The in-person environment also offers access to peripheral tools and medical records. In a clinic or hospital setting, providers have access to historical records, a throat swab, blood pressure machine, EKG, MRI, labs, pharmaceuticals, etc. If a provider needs those tools in order to address a patient’s condition, then the patient needs to be seen in person.

Another environment question is privacy. An in-person visit would be in a private room—or at least a private space—where health information is protected. Your virtual visits should be private as well, meaning no coffee shops or back patios with kids. The patient should also be in a private space. If a patient logs on from a crowded moving bus, perhaps he or she should log on later or head to an urgent care clinic.

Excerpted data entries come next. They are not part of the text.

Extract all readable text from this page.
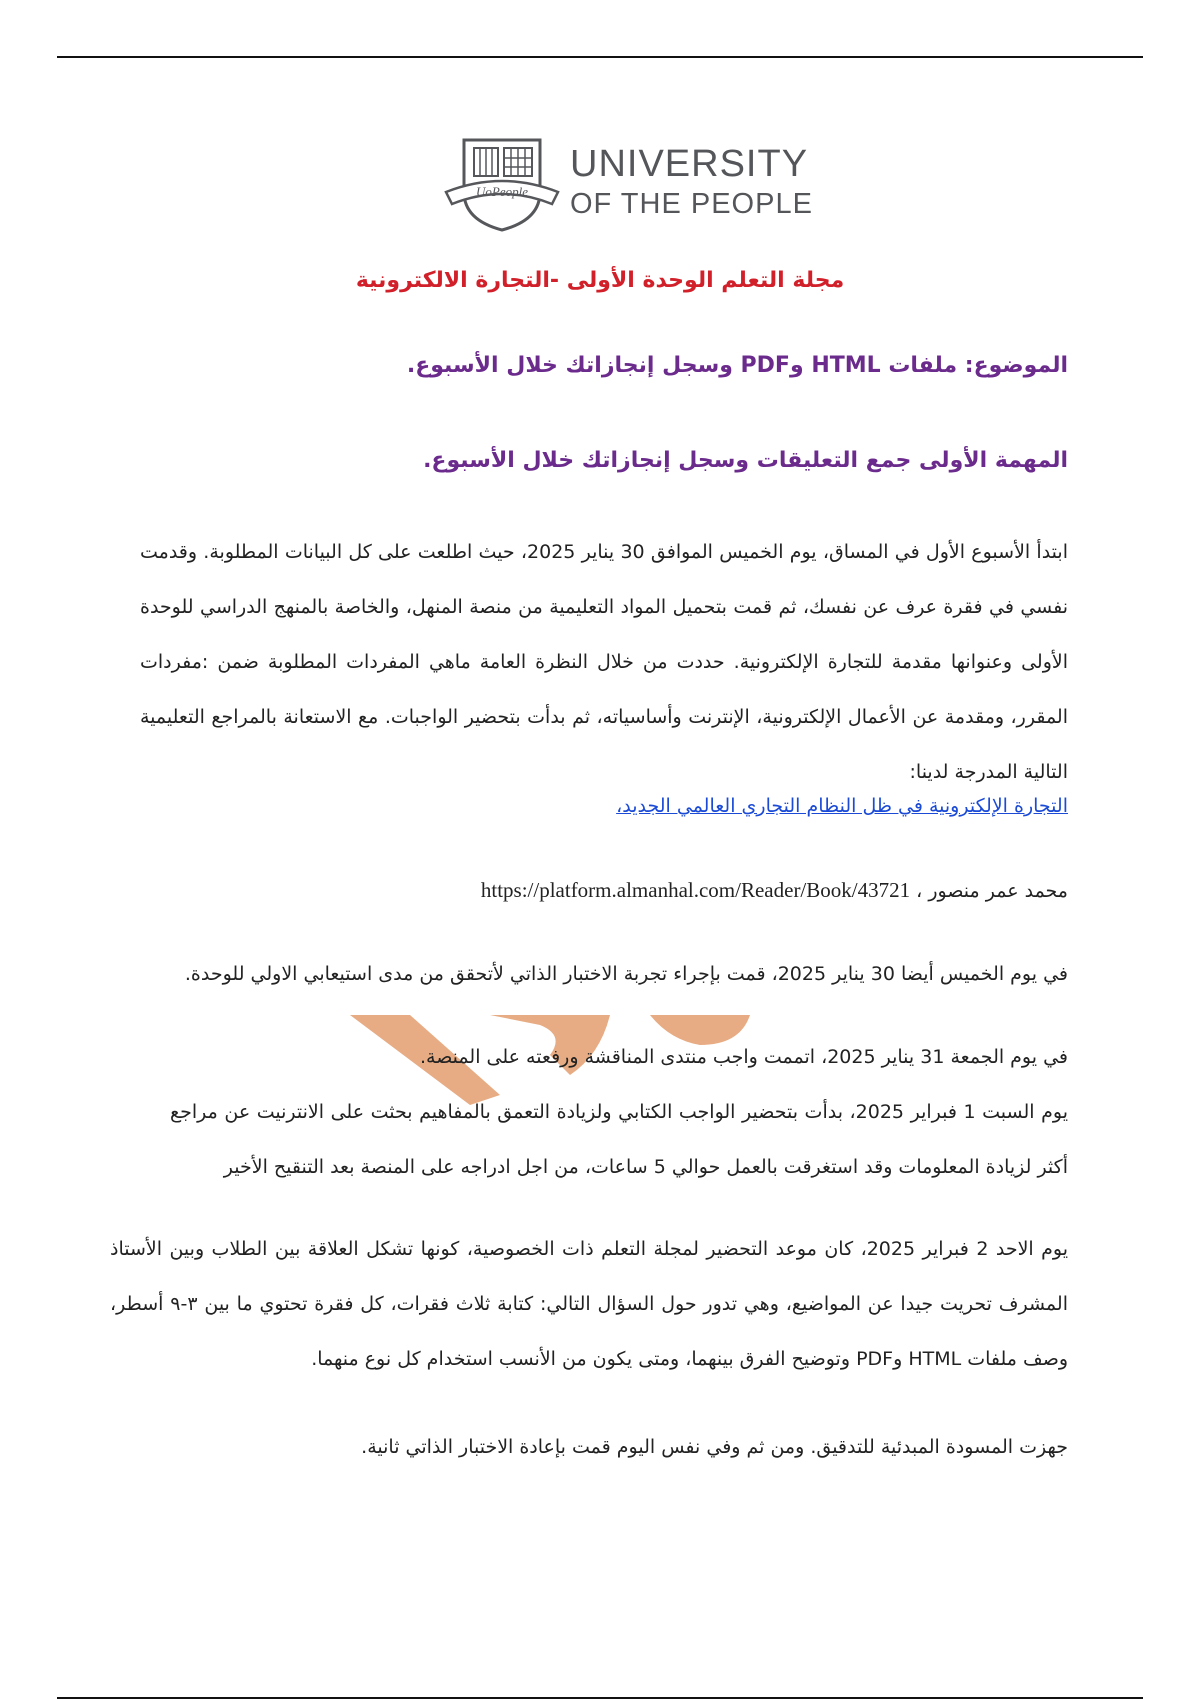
UoPeople
UNIVERSITY
OF THE PEOPLE
مجلة التعلم الوحدة الأولى -التجارة الالكترونية
الموضوع: ملفات HTML وPDF وسجل إنجازاتك خلال الأسبوع.
المهمة الأولى جمع التعليقات وسجل إنجازاتك خلال الأسبوع.
ابتدأ الأسبوع الأول في المساق، يوم الخميس الموافق 30 يناير 2025، حيث اطلعت على كل البيانات المطلوبة. وقدمت نفسي في فقرة عرف عن نفسك، ثم قمت بتحميل المواد التعليمية من منصة المنهل، والخاصة بالمنهج الدراسي للوحدة الأولى وعنوانها مقدمة للتجارة الإلكترونية. حددت من خلال النظرة العامة ماهي المفردات المطلوبة ضمن :مفردات المقرر، ومقدمة عن الأعمال الإلكترونية، الإنترنت وأساسياته، ثم بدأت بتحضير الواجبات. مع الاستعانة بالمراجع التعليمية التالية المدرجة لدينا:
التجارة الإلكترونية في ظل النظام التجاري العالمي الجديد،
محمد عمر منصور ، https://platform.almanhal.com/Reader/Book/43721
في يوم الخميس أيضا 30 يناير 2025، قمت بإجراء تجربة الاختبار الذاتي لأتحقق من مدى استيعابي الاولي للوحدة.
في يوم الجمعة 31 يناير 2025، اتممت واجب منتدى المناقشة ورفعته على المنصة.
يوم السبت 1 فبراير 2025، بدأت بتحضير الواجب الكتابي ولزيادة التعمق بالمفاهيم بحثت على الانترنيت عن مراجع أكثر لزيادة المعلومات وقد استغرقت بالعمل حوالي 5 ساعات، من اجل ادراجه على المنصة بعد التنقيح الأخير
يوم الاحد 2 فبراير 2025، كان موعد التحضير لمجلة التعلم ذات الخصوصية، كونها تشكل العلاقة بين الطلاب وبين الأستاذ المشرف تحريت جيدا عن المواضيع، وهي تدور حول السؤال التالي: كتابة ثلاث فقرات، كل فقرة تحتوي ما بين ٣-٩ أسطر، وصف ملفات HTML وPDF وتوضيح الفرق بينهما، ومتى يكون من الأنسب استخدام كل نوع منهما.
جهزت المسودة المبدئية للتدقيق. ومن ثم وفي نفس اليوم قمت بإعادة الاختبار الذاتي ثانية.
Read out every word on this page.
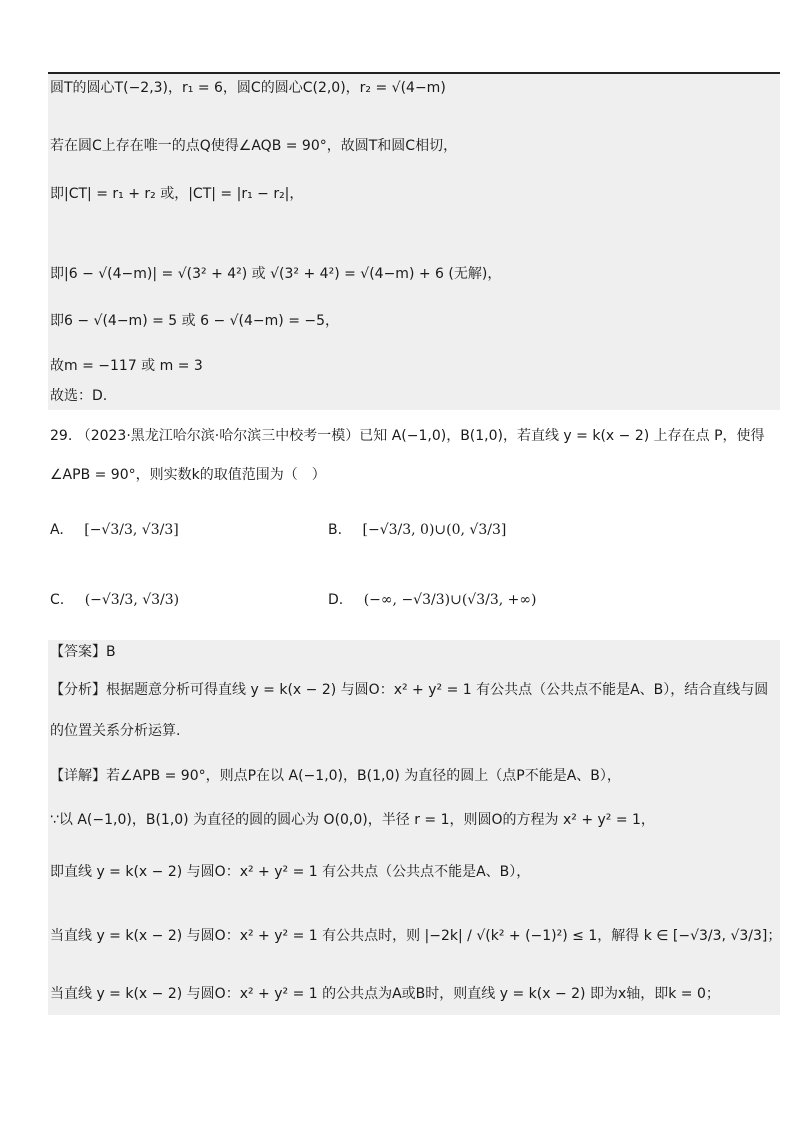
圆T的圆心T(−2,3)，r₁ = 6，圆C的圆心C(2,0)，r₂ = √(4−m)
若在圆C上存在唯一的点Q使得∠AQB = 90°，故圆T和圆C相切，
即|CT| = r₁ + r₂ 或，|CT| = |r₁ − r₂|，
即|6 − √(4−m)| = √(3² + 4²) 或 √(3² + 4²) = √(4−m) + 6 (无解)，
即6 − √(4−m) = 5 或 6 − √(4−m) = −5，
故m = −117 或 m = 3
故选：D.
29. （2023·黑龙江哈尔滨·哈尔滨三中校考一模）已知 A(−1,0)，B(1,0)，若直线 y = k(x − 2) 上存在点 P，使得
∠APB = 90°，则实数k的取值范围为（　）
A. [−√3/3, √3/3]	B. [−√3/3, 0)∪(0, √3/3]
C. (−√3/3, √3/3)	D. (−∞, −√3/3)∪(√3/3, +∞)
【答案】B
【分析】根据题意分析可得直线 y = k(x − 2) 与圆O：x² + y² = 1 有公共点（公共点不能是A、B），结合直线与圆
的位置关系分析运算.
【详解】若∠APB = 90°，则点P在以 A(−1,0)，B(1,0) 为直径的圆上（点P不能是A、B），
∵以 A(−1,0)，B(1,0) 为直径的圆的圆心为 O(0,0)，半径 r = 1，则圆O的方程为 x² + y² = 1，
即直线 y = k(x − 2) 与圆O：x² + y² = 1 有公共点（公共点不能是A、B），
当直线 y = k(x − 2) 与圆O：x² + y² = 1 有公共点时，则 |−2k| / √(k² + (−1)²) ≤ 1，解得 k ∈ [−√3/3, √3/3]；
当直线 y = k(x − 2) 与圆O：x² + y² = 1 的公共点为A或B时，则直线 y = k(x − 2) 即为x轴，即k = 0；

A final consideration for the environment is professionalism.  What does your care team look like over a tiny screen?  The clinician-patient relationship is significant. It involves mutual trust and confidence with patients who ask you to guide them through an issue. Be sure your care teams dress professionally, wear a visible nametag, sit in front of a plain background and add extra light to faces. Make sure the patient’s impression of your environment is one of professionalism and trustworthiness.

Making the decision

Telemedicine is not for every patient and it’s not for every practice. There are certain patients and conditions where telemedicine may never be able to meet the in-person standard of care. Sometimes eyes-on and hands-on care is best.

Telemedicine can be done, however, and it can be done well. If you choose to dive in, make sure you give careful thought to the standard of care. Make sure you’re comfortable caring for this patient, with this condition, in this environment.